Posted by Victor Sudakov <va...@sibptus.ru>.
RW wrote:
> 
> Please don't hijack existing threads.

Oh, sorry about that.

-- 
Victor Sudakov,  VAS4-RIPE, VAS47-RIPN
2:5005/49@fidonet http://vas.tomsk.ru/

Re: SPF_FAIL

Posted by RW <rw...@googlemail.com>.
Please don't hijack existing threads.

On Wed, 4 Nov 2020 21:47:34 +0700
Victor Sudakov wrote:

> Dear Colleagues,
> 
> Why does SpamAssassin (Debian 10, SpamAssassin 3.4.2) not count an SPF
> check fail as a symptom of spam?  That's what I see in the spam
> report:
> 
> 0.0 SPF_FAIL               SPF: sender does not match SPF record
> (fail)
> 
> No spam points for an SPF fail?
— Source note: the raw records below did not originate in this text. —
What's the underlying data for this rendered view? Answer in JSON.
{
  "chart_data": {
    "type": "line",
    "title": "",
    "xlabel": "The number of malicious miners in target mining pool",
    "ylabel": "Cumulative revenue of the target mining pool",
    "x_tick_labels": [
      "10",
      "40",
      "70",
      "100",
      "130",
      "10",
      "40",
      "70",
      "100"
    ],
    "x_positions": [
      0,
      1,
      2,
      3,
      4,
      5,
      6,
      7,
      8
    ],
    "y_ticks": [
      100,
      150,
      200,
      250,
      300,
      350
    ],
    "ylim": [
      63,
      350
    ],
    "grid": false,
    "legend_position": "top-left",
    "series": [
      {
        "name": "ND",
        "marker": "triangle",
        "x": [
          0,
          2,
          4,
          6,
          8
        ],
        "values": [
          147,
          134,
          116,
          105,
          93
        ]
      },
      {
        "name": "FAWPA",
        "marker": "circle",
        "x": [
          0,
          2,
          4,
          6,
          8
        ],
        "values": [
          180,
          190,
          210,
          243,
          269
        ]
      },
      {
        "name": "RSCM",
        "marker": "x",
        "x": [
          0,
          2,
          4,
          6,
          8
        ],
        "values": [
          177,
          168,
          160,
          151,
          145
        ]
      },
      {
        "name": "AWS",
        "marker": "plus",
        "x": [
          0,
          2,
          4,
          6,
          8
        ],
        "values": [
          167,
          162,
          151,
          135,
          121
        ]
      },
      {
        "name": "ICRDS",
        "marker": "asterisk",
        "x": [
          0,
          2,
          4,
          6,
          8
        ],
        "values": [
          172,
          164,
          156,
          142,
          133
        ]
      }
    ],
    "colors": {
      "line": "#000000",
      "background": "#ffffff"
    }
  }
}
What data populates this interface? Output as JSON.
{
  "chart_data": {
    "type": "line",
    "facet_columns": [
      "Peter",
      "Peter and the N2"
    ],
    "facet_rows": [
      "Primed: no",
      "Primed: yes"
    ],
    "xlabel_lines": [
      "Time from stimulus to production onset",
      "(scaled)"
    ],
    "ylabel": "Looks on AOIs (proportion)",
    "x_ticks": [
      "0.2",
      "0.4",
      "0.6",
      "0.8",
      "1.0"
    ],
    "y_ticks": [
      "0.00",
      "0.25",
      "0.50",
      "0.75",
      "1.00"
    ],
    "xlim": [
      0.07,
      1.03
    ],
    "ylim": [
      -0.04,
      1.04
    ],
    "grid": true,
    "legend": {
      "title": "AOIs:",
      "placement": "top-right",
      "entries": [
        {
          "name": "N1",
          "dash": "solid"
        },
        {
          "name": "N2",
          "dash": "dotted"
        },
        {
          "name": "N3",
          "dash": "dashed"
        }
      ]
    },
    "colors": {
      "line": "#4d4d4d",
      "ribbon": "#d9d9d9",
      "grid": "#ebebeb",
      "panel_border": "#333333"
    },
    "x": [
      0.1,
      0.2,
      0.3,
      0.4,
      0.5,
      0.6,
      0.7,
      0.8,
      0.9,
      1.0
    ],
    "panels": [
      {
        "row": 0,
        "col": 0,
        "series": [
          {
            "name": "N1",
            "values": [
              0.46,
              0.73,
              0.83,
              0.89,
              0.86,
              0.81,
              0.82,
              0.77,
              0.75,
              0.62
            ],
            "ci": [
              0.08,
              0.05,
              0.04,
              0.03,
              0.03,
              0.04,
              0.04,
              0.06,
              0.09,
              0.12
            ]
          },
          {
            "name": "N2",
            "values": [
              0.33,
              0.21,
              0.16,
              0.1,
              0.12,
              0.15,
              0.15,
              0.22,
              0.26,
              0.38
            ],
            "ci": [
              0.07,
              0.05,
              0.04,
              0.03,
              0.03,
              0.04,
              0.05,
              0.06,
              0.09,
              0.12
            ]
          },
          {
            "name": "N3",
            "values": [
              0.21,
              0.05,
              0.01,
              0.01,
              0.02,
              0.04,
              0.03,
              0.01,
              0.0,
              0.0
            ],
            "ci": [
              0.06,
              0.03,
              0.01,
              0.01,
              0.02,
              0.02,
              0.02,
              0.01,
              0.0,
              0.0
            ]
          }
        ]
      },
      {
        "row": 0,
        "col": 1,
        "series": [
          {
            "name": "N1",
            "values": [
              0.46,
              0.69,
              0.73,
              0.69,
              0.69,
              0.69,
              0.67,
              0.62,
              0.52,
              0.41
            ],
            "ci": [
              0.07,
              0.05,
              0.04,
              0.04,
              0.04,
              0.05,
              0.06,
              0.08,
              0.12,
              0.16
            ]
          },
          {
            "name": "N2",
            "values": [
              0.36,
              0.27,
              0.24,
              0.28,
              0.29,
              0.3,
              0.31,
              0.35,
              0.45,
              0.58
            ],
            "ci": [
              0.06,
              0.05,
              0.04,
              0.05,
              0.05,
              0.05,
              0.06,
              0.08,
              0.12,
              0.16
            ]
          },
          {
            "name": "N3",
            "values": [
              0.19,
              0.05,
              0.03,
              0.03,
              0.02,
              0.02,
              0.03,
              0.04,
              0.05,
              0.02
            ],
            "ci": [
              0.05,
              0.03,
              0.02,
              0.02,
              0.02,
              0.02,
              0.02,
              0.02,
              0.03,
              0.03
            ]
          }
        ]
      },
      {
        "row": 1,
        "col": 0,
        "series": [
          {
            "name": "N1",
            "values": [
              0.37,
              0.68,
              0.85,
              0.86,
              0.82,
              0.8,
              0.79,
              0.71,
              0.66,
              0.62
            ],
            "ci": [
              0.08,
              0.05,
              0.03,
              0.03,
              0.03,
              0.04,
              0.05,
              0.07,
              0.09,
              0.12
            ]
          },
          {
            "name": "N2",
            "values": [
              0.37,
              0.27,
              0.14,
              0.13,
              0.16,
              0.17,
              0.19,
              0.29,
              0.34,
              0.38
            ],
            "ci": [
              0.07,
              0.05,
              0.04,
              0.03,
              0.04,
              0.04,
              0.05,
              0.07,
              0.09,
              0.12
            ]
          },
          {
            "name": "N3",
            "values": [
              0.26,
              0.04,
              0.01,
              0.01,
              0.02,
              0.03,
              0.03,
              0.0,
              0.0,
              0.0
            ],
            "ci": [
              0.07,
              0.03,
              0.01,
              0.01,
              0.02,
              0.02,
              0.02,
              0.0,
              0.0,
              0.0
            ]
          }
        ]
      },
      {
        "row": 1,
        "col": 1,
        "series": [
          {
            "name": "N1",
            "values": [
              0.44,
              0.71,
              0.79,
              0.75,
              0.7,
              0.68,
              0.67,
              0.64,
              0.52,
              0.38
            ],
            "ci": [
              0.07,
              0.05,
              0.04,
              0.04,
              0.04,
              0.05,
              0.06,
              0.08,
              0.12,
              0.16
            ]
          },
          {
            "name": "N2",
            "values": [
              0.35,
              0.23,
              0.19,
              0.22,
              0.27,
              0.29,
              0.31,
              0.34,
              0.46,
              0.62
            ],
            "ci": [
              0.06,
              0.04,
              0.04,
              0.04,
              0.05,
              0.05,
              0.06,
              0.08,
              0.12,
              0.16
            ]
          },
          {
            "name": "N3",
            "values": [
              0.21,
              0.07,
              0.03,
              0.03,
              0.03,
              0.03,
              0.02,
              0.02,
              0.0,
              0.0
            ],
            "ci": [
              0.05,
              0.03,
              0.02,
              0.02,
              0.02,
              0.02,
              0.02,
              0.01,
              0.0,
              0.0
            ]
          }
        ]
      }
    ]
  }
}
And it's even a hard fail (a "-all")
> in this case.
> 
> I can probably bump up the score for SPF_FAIL but would like to know
> first why it is a 0.0 by default. This was probably someone's
> well-grounded decision?

It was probably set a long time ago when the situation was worse, but
even now it doesn't do well in QA:

https://ruleqa.spamassassin.org/20201031-r1883012-n/SPF_FAIL/detail

With an S/O of 0.651 it's barely a spam indicator on its own.  If you
look at the score map it's hitting a lot of ham that's not far below
the threshold (at least in score set 0).